SEDUM or STONECROP

Mostly easily grown perennials often flourishing where little else will grow, or in bone-dry pockets of soil. The rock garden species can nearly always be increased by detaching an odd shoot at almost any time of year and simply sticking into unprepared soil, in sun or shade. Some are admittedly invasive. There is much confusion about the naming of sedums but this may be unavoidable in view of the ease with which they increase on their own account, as even isolated leaves of some species will take roothold where they are knocked off and fall to the ground, rapidly making new plants.

Sedums are suitable for rockeries, crevices in paved paths, wall gardens and edgings to flower borders. Some species, e.g. the annual Sedum caeruleum, a pleasing light blue, may be grown on house-roofs. The following selection covers a wide colour range. Unless stated otherwise, a sunny position and dryish sharply-drained soil are desirable. S. aizoon: yellow flower heads about 2 in. across, borne on 1 ft. stems in June and July. A herbaceous species, I.e. the stems die back to soil level in winter.

S. album chloroticum (pallens): white flowers in summer. Height 3 in. S. album mm ale: soft pink and mahogany-red flowers in June and fleshy, coral-pink leaves. Does best in full sun and thin soil when the leaves colour better.

S. altissimum: taller than the foregoing, to about 9 in. Yellow flowers in June. Greenish-white, fleshy leaves.

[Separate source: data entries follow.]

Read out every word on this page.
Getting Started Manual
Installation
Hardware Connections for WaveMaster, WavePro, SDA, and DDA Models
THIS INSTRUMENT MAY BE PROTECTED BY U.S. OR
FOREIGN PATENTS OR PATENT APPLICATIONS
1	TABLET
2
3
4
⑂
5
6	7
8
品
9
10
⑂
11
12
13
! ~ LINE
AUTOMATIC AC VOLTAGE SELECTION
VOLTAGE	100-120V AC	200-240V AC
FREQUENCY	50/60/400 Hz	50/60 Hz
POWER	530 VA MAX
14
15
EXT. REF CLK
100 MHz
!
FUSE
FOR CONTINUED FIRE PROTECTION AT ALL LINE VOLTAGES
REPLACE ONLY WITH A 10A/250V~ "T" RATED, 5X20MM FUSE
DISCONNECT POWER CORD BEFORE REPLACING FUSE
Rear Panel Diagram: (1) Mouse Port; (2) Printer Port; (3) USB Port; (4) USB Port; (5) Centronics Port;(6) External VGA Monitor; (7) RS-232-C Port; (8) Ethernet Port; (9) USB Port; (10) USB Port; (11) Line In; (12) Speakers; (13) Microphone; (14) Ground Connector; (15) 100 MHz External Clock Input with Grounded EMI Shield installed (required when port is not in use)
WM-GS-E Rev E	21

S. caulicola: rosy-purple flowers and glaucous, greyish-green leaves in early autumn. Trailing habit. Dies down in winter.

S. maximum atropurpureum: this species is suitable for the herbaceous border as it reaches 18 in. The flat heads of deep pink flowers appear in late summer and are excellent for cutting. Leaves (often up to 5 in. long) and stems are red.

S. pulchellum: unlike most sedums, this is happier in a damp position. It grows to about 5 in. with purplish-pink flowers from June to September. The fleshy, bright green leaves turn red in summer.

S. rupestre: the typical yellow form of this species is virtually a weed but there is at least one less invasive form in which the leaves and shoots are reddish-purple. The habit is creeping and the height about 6 in. S. sempervivoides (sempervivum): a biennial species with foliage resembling a houseleek or sempervivum. The vivid crimson flowers appear in June or July on a 6—7 in. plant. Easily increased by seed. S. spathulifolium: possibly the most striking of all the sedums, though less free-flowering than many. The form purpureum has large mealy white leaves which turn scarlet in autumn. The yellow flowers appear in May and June. Height about 5 in.

S. spectabile: a useful plant for the front of a herbaceous border, growing to about 18 in. high and as much across when well established. The purplish-pink flowers appear in September but the variety Brilliant is more popular as the colour is a pleasing raspberry-red. Increase by division in spring.

S. spurium album: this bears heads of white flowers in July and August on creeping stems. The forms splendens and Schorbusser Blut are rose-crimson and glowing dark red respectively. Heights about 4 in.